No, not yet. We have to overcome one more linguistic road block and we will get there.

Paul tells us that it should not be so difficult for Abraham to believe that God can bring Isaac (back to life) from the dead because Abraham has already received Isaac -in a sense- from the “dead”. In Arabic, the expression “raising from the dead” always uses the plural for dead meaning dead people. “The dead” in English can mean that too, but in the context of raising from the dead it is taken to mean raising someone out of the condition of being dead.  So now read: “Accounting that God was able to raise him up, even from the dead (plural); from whom he has – in a sense - received him.”  You can now understand St.
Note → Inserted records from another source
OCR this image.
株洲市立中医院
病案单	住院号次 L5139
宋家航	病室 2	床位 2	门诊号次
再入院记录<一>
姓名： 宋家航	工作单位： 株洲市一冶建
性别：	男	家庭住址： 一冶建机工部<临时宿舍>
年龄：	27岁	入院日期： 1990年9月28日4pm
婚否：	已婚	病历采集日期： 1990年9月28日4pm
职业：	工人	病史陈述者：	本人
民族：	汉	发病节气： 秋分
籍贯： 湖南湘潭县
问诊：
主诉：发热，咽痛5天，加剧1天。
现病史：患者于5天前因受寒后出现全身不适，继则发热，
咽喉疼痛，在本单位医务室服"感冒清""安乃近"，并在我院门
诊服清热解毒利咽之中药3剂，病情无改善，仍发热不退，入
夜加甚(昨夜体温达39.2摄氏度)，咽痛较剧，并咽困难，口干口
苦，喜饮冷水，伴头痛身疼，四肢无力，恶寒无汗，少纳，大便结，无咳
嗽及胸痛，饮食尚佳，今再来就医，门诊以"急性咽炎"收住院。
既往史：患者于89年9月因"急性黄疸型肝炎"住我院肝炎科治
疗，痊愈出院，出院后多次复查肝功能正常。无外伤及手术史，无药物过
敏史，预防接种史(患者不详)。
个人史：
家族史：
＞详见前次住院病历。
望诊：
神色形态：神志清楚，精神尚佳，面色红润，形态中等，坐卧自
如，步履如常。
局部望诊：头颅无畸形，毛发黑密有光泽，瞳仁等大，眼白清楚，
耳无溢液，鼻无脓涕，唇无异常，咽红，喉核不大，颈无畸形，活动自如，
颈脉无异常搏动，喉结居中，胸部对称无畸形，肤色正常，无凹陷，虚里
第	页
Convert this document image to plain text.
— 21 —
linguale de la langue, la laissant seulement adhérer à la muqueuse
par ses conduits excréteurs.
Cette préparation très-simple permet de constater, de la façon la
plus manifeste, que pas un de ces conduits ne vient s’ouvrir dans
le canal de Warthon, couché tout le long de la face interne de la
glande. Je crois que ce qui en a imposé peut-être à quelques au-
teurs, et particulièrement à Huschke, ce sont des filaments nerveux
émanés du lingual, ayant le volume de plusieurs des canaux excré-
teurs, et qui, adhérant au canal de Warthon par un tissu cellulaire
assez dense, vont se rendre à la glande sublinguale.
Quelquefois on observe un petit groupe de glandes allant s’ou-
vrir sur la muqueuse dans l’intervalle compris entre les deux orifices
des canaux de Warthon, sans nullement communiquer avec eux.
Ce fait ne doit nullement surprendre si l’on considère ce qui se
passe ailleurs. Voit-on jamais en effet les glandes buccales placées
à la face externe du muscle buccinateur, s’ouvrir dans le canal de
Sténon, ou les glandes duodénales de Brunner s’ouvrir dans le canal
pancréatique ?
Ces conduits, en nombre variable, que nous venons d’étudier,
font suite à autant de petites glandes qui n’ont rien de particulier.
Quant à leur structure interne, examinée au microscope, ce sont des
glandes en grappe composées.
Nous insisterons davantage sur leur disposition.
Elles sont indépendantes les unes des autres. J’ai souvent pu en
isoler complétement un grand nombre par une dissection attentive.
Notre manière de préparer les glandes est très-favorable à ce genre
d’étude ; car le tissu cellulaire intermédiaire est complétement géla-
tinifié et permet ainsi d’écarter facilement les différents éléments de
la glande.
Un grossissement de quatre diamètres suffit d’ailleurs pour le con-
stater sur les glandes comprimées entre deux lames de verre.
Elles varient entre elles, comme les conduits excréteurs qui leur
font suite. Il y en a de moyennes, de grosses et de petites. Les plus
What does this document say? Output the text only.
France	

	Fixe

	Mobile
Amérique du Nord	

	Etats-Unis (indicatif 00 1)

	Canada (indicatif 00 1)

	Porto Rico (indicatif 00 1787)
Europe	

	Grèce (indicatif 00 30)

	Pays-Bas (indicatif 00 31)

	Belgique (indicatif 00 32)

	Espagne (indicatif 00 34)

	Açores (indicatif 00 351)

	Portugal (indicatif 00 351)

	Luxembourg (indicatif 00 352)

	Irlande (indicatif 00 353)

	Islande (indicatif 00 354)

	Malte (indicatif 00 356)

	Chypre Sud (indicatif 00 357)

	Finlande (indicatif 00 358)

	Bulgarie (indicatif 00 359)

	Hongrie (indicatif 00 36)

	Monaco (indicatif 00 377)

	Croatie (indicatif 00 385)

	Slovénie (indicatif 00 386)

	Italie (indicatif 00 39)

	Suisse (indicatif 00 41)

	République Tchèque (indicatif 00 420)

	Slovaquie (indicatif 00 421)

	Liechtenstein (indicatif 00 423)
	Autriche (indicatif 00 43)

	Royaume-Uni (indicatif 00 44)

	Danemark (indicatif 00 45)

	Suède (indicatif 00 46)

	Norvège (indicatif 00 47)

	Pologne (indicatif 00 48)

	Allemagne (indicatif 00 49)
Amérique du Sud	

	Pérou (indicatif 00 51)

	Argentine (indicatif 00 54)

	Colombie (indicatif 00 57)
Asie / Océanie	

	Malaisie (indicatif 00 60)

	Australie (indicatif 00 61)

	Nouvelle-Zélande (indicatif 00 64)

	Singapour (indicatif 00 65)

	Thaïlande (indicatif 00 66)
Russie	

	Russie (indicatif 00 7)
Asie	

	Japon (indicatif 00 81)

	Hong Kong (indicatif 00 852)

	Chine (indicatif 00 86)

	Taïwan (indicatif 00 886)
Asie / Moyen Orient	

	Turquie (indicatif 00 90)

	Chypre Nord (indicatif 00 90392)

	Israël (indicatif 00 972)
Paul’s great parable.- the dead here being Abraham and Sarah, because they were old and barren. St Paul had just used the word “dead” a few verses before. Verse 12 talking about Abraham says, “Therefore sprang there even of one, and him as good as dead, so many as the stars of the sky in multitude, and as the sand which is by the sea shore innumerable.” He also uses the words dead and deadness to describe Abraham and Sara in Roman’s 4:19: “And being not weak in faith, he considered not his own body now dead, when he was about an hundred years old, neither yet the deadness of Sara's womb”. St. Paul says that Abraham believed that God could raise Isaac from the dead because Abraham has already – in a sense - received Isaac from the dead.